Of course the obvious question is what happens to a cooked and cooled resistant starch when it is subsequently reheated? Does the heating make them villains again? Apparently for rice and noodles, reheating the food does not alter the resistant starch status. There seems to be some disagreement about reheated potatoes, but there's more evidence than not that the same rule applies to refrigerated and reheated potatoes.
Note that Chinese-American folklore claims that
fried rice is better for you than plain rice. Well as all Chinese cooks know, you should
use leftover rice for fried rice, not freshly cooked rice, because fresh
rice produces a soggy product, while leftover, refrigerated rice has
had time to dry out. When I was a kid, everybody knew restaurants used
leftover rice for fried rice, maybe even getting leftovers off the
diners tables after they left. These days, I don't know if Chinese
restaurants are permitted to reuse rice like this, so to be safe (from a
resistant starch point of view), you might want to refrigerate and
reheat your fried rice, too.
So what about fresh rice noodles and presumably cheung fun (rice noodle rolls)? What makes eating these items freshly cooked them so palatable with a low glycemic index?
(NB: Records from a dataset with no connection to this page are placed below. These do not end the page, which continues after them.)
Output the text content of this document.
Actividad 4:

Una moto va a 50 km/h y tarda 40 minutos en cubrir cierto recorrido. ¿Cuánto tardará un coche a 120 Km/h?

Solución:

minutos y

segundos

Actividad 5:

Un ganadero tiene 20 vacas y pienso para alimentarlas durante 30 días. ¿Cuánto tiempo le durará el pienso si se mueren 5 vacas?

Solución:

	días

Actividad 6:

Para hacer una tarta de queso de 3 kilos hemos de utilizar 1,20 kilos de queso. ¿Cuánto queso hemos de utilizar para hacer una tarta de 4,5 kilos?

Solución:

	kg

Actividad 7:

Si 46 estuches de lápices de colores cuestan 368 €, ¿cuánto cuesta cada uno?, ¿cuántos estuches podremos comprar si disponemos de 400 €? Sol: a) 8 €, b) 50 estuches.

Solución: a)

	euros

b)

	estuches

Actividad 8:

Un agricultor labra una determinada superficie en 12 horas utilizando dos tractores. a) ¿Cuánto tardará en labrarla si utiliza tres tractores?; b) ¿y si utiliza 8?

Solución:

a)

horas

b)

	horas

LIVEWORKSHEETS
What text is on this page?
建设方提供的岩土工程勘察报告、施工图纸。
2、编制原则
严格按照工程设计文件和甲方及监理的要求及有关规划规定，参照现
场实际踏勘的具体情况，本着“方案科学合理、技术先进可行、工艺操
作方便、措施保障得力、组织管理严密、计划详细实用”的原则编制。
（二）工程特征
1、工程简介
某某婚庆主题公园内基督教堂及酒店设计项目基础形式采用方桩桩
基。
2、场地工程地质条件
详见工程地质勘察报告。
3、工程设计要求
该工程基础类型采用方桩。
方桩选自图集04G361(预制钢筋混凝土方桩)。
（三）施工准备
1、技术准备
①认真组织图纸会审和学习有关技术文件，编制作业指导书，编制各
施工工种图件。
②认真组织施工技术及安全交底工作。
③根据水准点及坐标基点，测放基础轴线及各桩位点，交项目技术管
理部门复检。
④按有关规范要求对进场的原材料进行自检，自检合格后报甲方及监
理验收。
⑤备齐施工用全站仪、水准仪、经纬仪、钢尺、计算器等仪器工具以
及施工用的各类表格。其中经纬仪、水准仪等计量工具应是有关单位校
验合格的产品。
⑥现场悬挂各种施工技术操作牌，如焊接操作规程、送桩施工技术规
Well with fresh rice noodles I've been told that their production involves taking cooked rice, cooling it, and then grinding it up and mixing it with starches and other ingredients. This renders the ultimately minted rice noodle a low glycemic, resistant starch product.
However, there is a caveat to that because I saw a report
out of Hong Kong which indicated that steamed rice noodle rolls there had a very high glycemic index. So why would rice noodle rolls in Hong Kong have a different profile from that in the United States. That's because in the past few
years a new style of rice noodle (distinctively softer and wrinkled)
had been invented in Guandong province and Hong Kong using stone ground rice flour. So I'm presuming that these are processed differently not to include an initial cooking and
cooling of the rice flour, but going directly from the rice flour to
rice noodle stage. So the old style cheung fun, whose
rice wrapper was very similar to the fresh chow fun noodle, is low
glycemic, while the new style one which is becoming more and more commonplace in the United States is not. Consequently, to repeat the benefits of low glycemic refrigerated rice, the new style rice noodle rolls themselves need to be refrigerated. Ditto with traditional mei fun rice noodle dishes made from rice flour.
Classic cheung fun (sometimes called "intestine" style) which is OK to eat freshly cooked.
Newfangled krinkly cheung fun. Be safe and refrigerate overnight, then reheat before eating.
There are other benefits to resistant starches besides the lower glycemic index, so much as to garner the coveted "superfood" tag. In any event my interest is in the effects on blood sugar, and I'm now able to enjoy more Chinese rice, dry rice noodle, and wheat noodle dishes than I could have imagined a year ago, just by eating them as leftovers, with the A1C results to show that resistant starches really do work for me.